A Johns Hopkins study Of about 1,100 adults, published in 2023, it found that after the transplant, patients 65 or older could correctly identify about 50 more words (out of 100) on the AzBio test, an increase similar to the results of the younger group.
Participants over the age of 80 showed almost as much improvement as those who were in their late 60s and 70s.
“They go from having difficulty following a conversation to being able to participate,” said study author Della Santina. “Decade after decade, cochlear implant outcomes have gotten better and better.”
Moreover, an analysis of the experiences of 70 elderly patients at 13 transplant centers, of which Weick was the lead author, found not only “clinically significant” hearing improvements; Higher ratings for quality of life.
Standard cognitive test scores also rose: After six months of cochlear implant use, 54% of participants had a passing score, compared to 36% before surgery. People-focused studies In their eighties and nineties It has shown that people with mild cognitive impairment also benefit from transplants.
However, Wake said, “We are careful not to overpromise.” Typically, the longer older patients have significant hearing loss, the harder they have to work to regain their hearing and the less improvement they may notice.
A minority of patients feel dizzy or nauseous after surgery, although most recover quickly. Some have difficulty dealing with technology, including phone applications that adjust the volume. The implants are less effective in noisy places like crowded restaurants, and since they’re designed to clarify speech, music may not sound as great.
For those at the upper end of Medicare eligibility who already understand about half of the speech they hear, an organ transplant may not seem worth the effort. “Just because someone is eligible doesn’t mean it’s in their best interest,” Wick said.
But for Grotzmacher, the choice seemed clear. Her initial testing found that even with hearing aids, she understood only 4% of the words on AzBio. Two weeks after Mullins’ cochlear implant operation, Grutzmacher could understand 46% of sounds using a hearing aid in her other ear.
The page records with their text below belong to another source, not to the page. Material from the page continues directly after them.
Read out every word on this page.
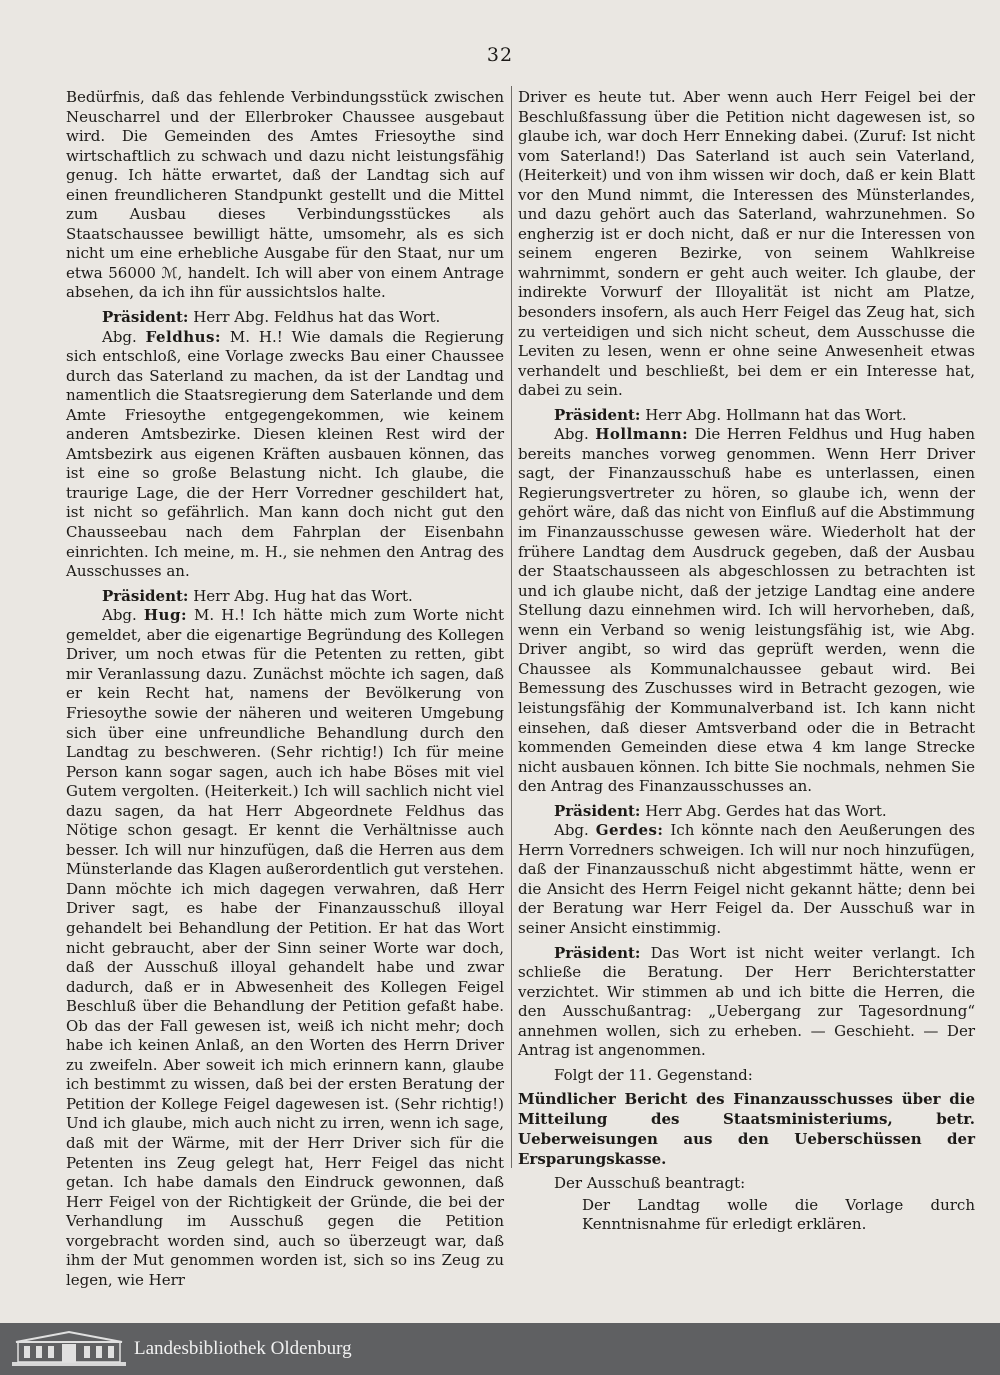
32

Bedürfnis, daß das fehlende Verbindungsstück zwischen Neuscharrel und der Ellerbroker Chaussee ausgebaut wird. Die Gemeinden des Amtes Friesoythe sind wirtschaftlich zu schwach und dazu nicht leistungsfähig genug. Ich hätte erwartet, daß der Landtag sich auf einen freundlicheren Standpunkt gestellt und die Mittel zum Ausbau dieses Verbindungsstückes als Staatschaussee bewilligt hätte, umsomehr, als es sich nicht um eine erhebliche Ausgabe für den Staat, nur um etwa 56000 ℳ, handelt. Ich will aber von einem Antrage absehen, da ich ihn für aussichtslos halte.

Präsident: Herr Abg. Feldhus hat das Wort.

Abg. Feldhus: M. H.! Wie damals die Regierung sich entschloß, eine Vorlage zwecks Bau einer Chaussee durch das Saterland zu machen, da ist der Landtag und namentlich die Staatsregierung dem Saterlande und dem Amte Friesoythe entgegengekommen, wie keinem anderen Amtsbezirke. Diesen kleinen Rest wird der Amtsbezirk aus eigenen Kräften ausbauen können, das ist eine so große Belastung nicht. Ich glaube, die traurige Lage, die der Herr Vorredner geschildert hat, ist nicht so gefährlich. Man kann doch nicht gut den Chausseebau nach dem Fahrplan der Eisenbahn einrichten. Ich meine, m. H., sie nehmen den Antrag des Ausschusses an.

Präsident: Herr Abg. Hug hat das Wort.

Abg. Hug: M. H.! Ich hätte mich zum Worte nicht gemeldet, aber die eigenartige Begründung des Kollegen Driver, um noch etwas für die Petenten zu retten, gibt mir Veranlassung dazu. Zunächst möchte ich sagen, daß er kein Recht hat, namens der Bevölkerung von Friesoythe sowie der näheren und weiteren Umgebung sich über eine unfreundliche Behandlung durch den Landtag zu beschweren. (Sehr richtig!) Ich für meine Person kann sogar sagen, auch ich habe Böses mit viel Gutem vergolten. (Heiterkeit.) Ich will sachlich nicht viel dazu sagen, da hat Herr Abgeordnete Feldhus das Nötige schon gesagt. Er kennt die Verhältnisse auch besser. Ich will nur hinzufügen, daß die Herren aus dem Münsterlande das Klagen außerordentlich gut verstehen. Dann möchte ich mich dagegen verwahren, daß Herr Driver sagt, es habe der Finanzausschuß illoyal gehandelt bei Behandlung der Petition. Er hat das Wort nicht gebraucht, aber der Sinn seiner Worte war doch, daß der Ausschuß illoyal gehandelt habe und zwar dadurch, daß er in Abwesenheit des Kollegen Feigel Beschluß über die Behandlung der Petition gefaßt habe. Ob das der Fall gewesen ist, weiß ich nicht mehr; doch habe ich keinen Anlaß, an den Worten des Herrn Driver zu zweifeln. Aber soweit ich mich erinnern kann, glaube ich bestimmt zu wissen, daß bei der ersten Beratung der Petition der Kollege Feigel dagewesen ist. (Sehr richtig!) Und ich glaube, mich auch nicht zu irren, wenn ich sage, daß mit der Wärme, mit der Herr Driver sich für die Petenten ins Zeug gelegt hat, Herr Feigel das nicht getan. Ich habe damals den Eindruck gewonnen, daß Herr Feigel von der Richtigkeit der Gründe, die bei der Verhandlung im Ausschuß gegen die Petition vorgebracht worden sind, auch so überzeugt war, daß ihm der Mut genommen worden ist, sich so ins Zeug zu legen, wie Herr

Driver es heute tut. Aber wenn auch Herr Feigel bei der Beschlußfassung über die Petition nicht dagewesen ist, so glaube ich, war doch Herr Enneking dabei. (Zuruf: Ist nicht vom Saterland!) Das Saterland ist auch sein Vaterland, (Heiterkeit) und von ihm wissen wir doch, daß er kein Blatt vor den Mund nimmt, die Interessen des Münsterlandes, und dazu gehört auch das Saterland, wahrzunehmen. So engherzig ist er doch nicht, daß er nur die Interessen von seinem engeren Bezirke, von seinem Wahlkreise wahrnimmt, sondern er geht auch weiter. Ich glaube, der indirekte Vorwurf der Illoyalität ist nicht am Platze, besonders insofern, als auch Herr Feigel das Zeug hat, sich zu verteidigen und sich nicht scheut, dem Ausschusse die Leviten zu lesen, wenn er ohne seine Anwesenheit etwas verhandelt und beschließt, bei dem er ein Interesse hat, dabei zu sein.

Präsident: Herr Abg. Hollmann hat das Wort.

Abg. Hollmann: Die Herren Feldhus und Hug haben bereits manches vorweg genommen. Wenn Herr Driver sagt, der Finanzausschuß habe es unterlassen, einen Regierungsvertreter zu hören, so glaube ich, wenn der gehört wäre, daß das nicht von Einfluß auf die Abstimmung im Finanzausschusse gewesen wäre. Wiederholt hat der frühere Landtag dem Ausdruck gegeben, daß der Ausbau der Staatschausseen als abgeschlossen zu betrachten ist und ich glaube nicht, daß der jetzige Landtag eine andere Stellung dazu einnehmen wird. Ich will hervorheben, daß, wenn ein Verband so wenig leistungsfähig ist, wie Abg. Driver angibt, so wird das geprüft werden, wenn die Chaussee als Kommunalchaussee gebaut wird. Bei Bemessung des Zuschusses wird in Betracht gezogen, wie leistungsfähig der Kommunalverband ist. Ich kann nicht einsehen, daß dieser Amtsverband oder die in Betracht kommenden Gemeinden diese etwa 4 km lange Strecke nicht ausbauen können. Ich bitte Sie nochmals, nehmen Sie den Antrag des Finanzausschusses an.

Präsident: Herr Abg. Gerdes hat das Wort.

Abg. Gerdes: Ich könnte nach den Aeußerungen des Herrn Vorredners schweigen. Ich will nur noch hinzufügen, daß der Finanzausschuß nicht abgestimmt hätte, wenn er die Ansicht des Herrn Feigel nicht gekannt hätte; denn bei der Beratung war Herr Feigel da. Der Ausschuß war in seiner Ansicht einstimmig.

Präsident: Das Wort ist nicht weiter verlangt. Ich schließe die Beratung. Der Herr Berichterstatter verzichtet. Wir stimmen ab und ich bitte die Herren, die den Ausschußantrag: „Uebergang zur Tagesordnung“ annehmen wollen, sich zu erheben. — Geschieht. — Der Antrag ist angenommen.

Folgt der 11. Gegenstand:

Mündlicher Bericht des Finanzausschusses über die Mitteilung des Staatsministeriums, betr. Ueberweisungen aus den Ueberschüssen der Ersparungskasse.

Der Ausschuß beantragt:

Der Landtag wolle die Vorlage durch Kenntnisnahme für erledigt erklären.

Landesbibliothek Oldenburg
She reported that after a few difficult days, her ability to speak on the phone improved, and instead of turning the TV volume up to 80, she said, “I can hear it at 20.”
So she was making plans. “This week, I’m going out to lunch with a friend,” she said. “I’m going to play cards with a small group of women. I’m going to have lunch at church on Saturday.”
New Old Age is produced in partnership with New York Times.